Sepenggal puisi WS Rendra yang berjudul ‘Sajak Seorang Tua Untuk Istrinya’ terasa pas membuka tulisan tentang lansia (lanjut usia). Konon tua bukanlah tanda kelemahan, melainkan bukti kekuatan yang sudah teruji. Saat tua memang kondisi fisik mulai melemah dan encok terasa kian akrab. Namun menjadi tua juga berarti telah memenangkan separuh hidup dengan gemilang.

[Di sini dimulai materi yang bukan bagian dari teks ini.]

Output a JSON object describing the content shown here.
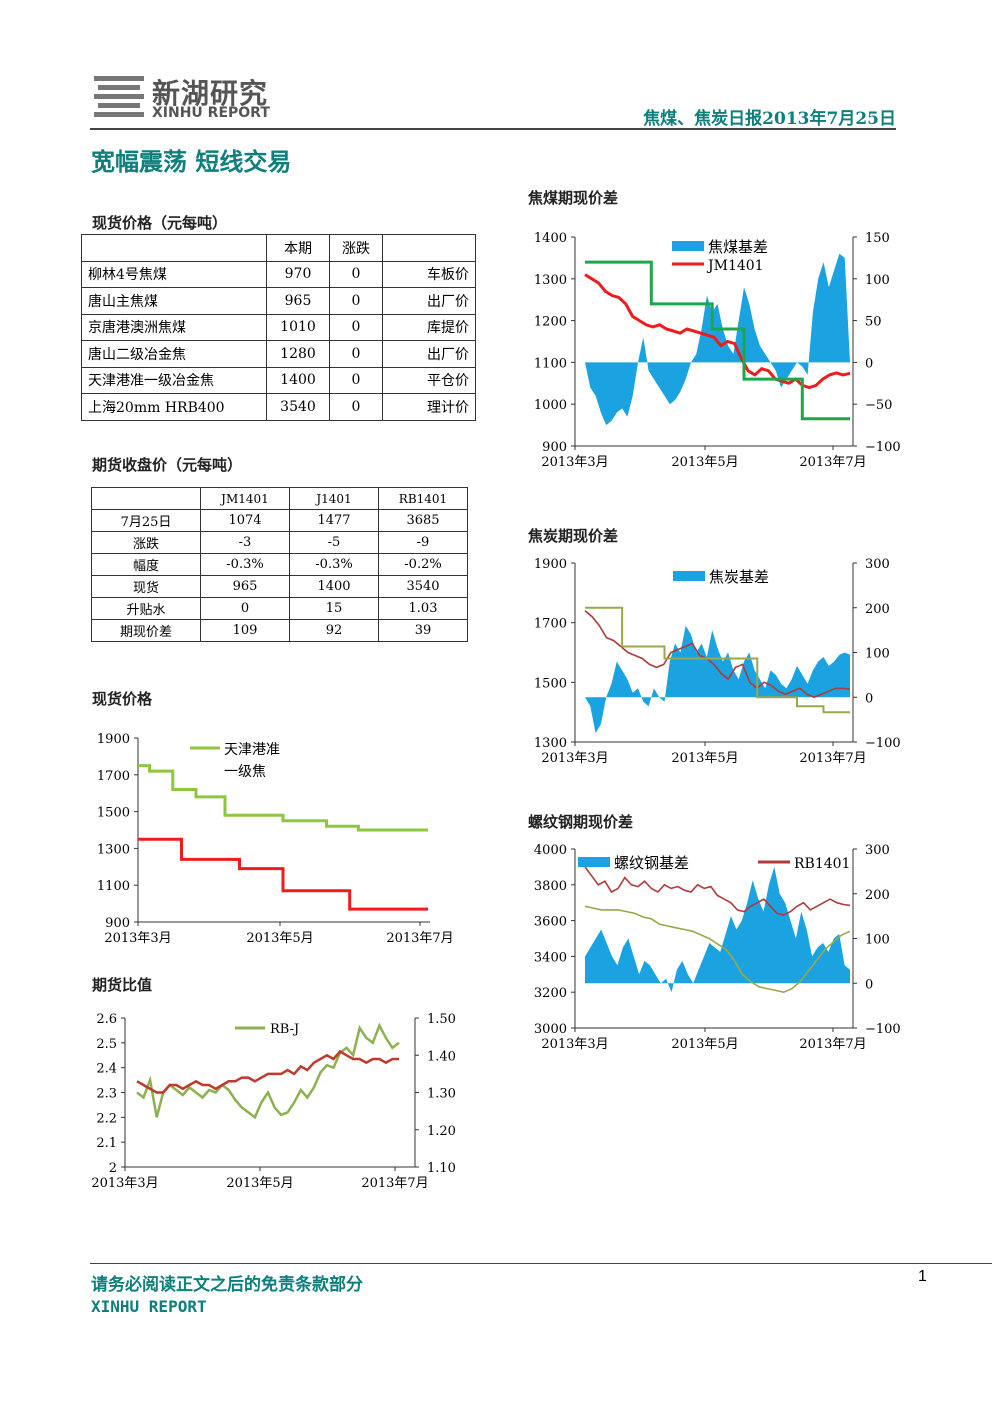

Menua dengan sehat dan mandiri tentunya adalah cita-cita semua orang. Kemandirian lansia bisa diukur dengan skala Activity of Daily Living (ADL) dan Instrumental Activity of Daily Living (IADL). Penilaian kemandirian lansia tersebut kemudian dikelompokkan dengan batasan; (1) Mandiri, yaitu lansia mampu melaksanakan tugas tanpa bantuan orang lain, (2) Ketergantungan sebagian, yaitu lansia mampu melaksanakan tugas dengan beberapa bagian memerlukan bantuan orang lain, dan (3) Ketergantungan sepenuhnya, yaitu lansia tidak dapat melakukan tugas tanpa bantuan orang lain.

Kondisi lansia dengan skala ketergantungan sebagian ataupun sepenuhnya membutuhkan  perawatan jangka panjang (PJP). PJP menurut BKKBN adalah proses pemberian bantuan dan dukungan jangka panjang kepada lansia yang tidak mampu merawat dirinya sendiri baik sebagian maupun total karena mempunyai keterbatasan dalam aspek fisik dan atau mental yang diberikan oleh pendamping profesional maupun pendamping informal.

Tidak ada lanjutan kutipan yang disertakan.